Masking may be a tech term. I was using it as a word with its normal meaning. 




There's no agreeing to disagree. It's not a matter of opinion. This one is cut and dry and you're simply wrong.  
 
We can go through how dither works and masking in excruciating detail. Dither doesn't mask the errors - it transforms them into something else.
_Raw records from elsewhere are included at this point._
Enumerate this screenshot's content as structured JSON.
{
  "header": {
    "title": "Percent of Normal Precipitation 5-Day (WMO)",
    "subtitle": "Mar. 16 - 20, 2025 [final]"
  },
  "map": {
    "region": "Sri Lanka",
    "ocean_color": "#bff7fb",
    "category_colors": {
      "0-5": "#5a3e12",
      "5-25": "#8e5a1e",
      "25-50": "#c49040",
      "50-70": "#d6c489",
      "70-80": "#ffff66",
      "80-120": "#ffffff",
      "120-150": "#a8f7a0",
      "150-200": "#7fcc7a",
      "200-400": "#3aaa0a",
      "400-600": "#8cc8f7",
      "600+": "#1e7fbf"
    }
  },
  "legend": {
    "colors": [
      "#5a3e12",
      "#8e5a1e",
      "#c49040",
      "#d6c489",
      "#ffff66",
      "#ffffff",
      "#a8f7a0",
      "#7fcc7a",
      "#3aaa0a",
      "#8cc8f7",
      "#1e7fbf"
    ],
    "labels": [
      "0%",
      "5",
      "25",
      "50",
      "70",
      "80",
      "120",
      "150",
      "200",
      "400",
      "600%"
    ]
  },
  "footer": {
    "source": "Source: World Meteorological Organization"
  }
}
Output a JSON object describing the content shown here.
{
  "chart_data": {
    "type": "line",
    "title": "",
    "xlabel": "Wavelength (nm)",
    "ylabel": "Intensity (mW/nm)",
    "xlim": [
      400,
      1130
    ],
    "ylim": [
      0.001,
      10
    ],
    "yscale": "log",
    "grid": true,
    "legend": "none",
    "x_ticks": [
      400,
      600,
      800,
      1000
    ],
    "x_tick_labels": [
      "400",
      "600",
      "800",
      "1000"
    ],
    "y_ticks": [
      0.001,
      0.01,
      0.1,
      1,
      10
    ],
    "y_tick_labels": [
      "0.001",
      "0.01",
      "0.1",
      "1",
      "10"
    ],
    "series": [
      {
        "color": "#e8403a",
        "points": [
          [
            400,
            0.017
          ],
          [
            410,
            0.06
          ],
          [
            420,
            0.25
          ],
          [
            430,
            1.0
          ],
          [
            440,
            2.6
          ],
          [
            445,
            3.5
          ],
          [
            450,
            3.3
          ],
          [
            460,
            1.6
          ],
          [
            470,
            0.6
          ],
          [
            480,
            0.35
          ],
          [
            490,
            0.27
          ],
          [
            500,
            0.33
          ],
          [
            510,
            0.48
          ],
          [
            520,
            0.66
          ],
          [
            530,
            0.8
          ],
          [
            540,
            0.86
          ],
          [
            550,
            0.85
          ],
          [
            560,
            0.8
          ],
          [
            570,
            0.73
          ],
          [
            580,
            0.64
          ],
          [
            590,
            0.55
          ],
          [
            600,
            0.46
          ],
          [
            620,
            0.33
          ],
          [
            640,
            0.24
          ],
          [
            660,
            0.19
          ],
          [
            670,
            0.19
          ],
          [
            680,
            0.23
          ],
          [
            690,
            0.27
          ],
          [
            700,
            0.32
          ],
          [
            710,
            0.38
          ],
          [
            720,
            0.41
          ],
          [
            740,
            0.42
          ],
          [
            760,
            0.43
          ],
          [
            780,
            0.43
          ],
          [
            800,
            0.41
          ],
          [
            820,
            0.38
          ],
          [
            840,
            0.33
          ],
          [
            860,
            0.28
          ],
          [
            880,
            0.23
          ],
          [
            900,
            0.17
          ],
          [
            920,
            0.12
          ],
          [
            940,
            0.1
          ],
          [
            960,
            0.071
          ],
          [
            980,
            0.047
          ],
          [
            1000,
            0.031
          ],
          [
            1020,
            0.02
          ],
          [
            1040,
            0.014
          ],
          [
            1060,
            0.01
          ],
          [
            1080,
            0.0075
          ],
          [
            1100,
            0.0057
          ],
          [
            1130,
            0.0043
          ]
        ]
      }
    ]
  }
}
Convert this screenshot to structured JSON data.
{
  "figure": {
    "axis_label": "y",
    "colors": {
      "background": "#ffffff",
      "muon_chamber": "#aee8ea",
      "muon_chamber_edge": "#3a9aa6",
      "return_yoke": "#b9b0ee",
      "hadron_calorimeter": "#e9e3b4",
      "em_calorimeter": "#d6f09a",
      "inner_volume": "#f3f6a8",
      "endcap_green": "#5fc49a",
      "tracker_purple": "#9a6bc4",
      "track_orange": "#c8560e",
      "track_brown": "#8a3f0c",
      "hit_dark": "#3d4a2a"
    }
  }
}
Sorry thats a distinction without a difference. BTW we should keep our focus on the thread and its context. My post was meant to simplify the concepts in such a way that the OP would have a better idea of what is really happening. You may think masking is a poor way to define dither. I think its a good way to understanding the idea behind dither. 
2016/04/21 20:21:38
SuperG
The issue lies in the definition of mask (meaning to conceal), vs replace, which is to substitute. 
 
The first one purports the object being concealed still exists but is hidden, where the second suggests the item is substituted, and therefore no longer exists. 
 
 
update:
 
Wikipedia:  The premise is that quantization and re-quantization of digital data yields error. If that error is repeating and correlated to the signal, the error that results is repeating, cyclical, and mathematically determinable.
 
I think the above statement indicates that the quantization noise should still be detectable to be considered to exist, and therefore merely masked.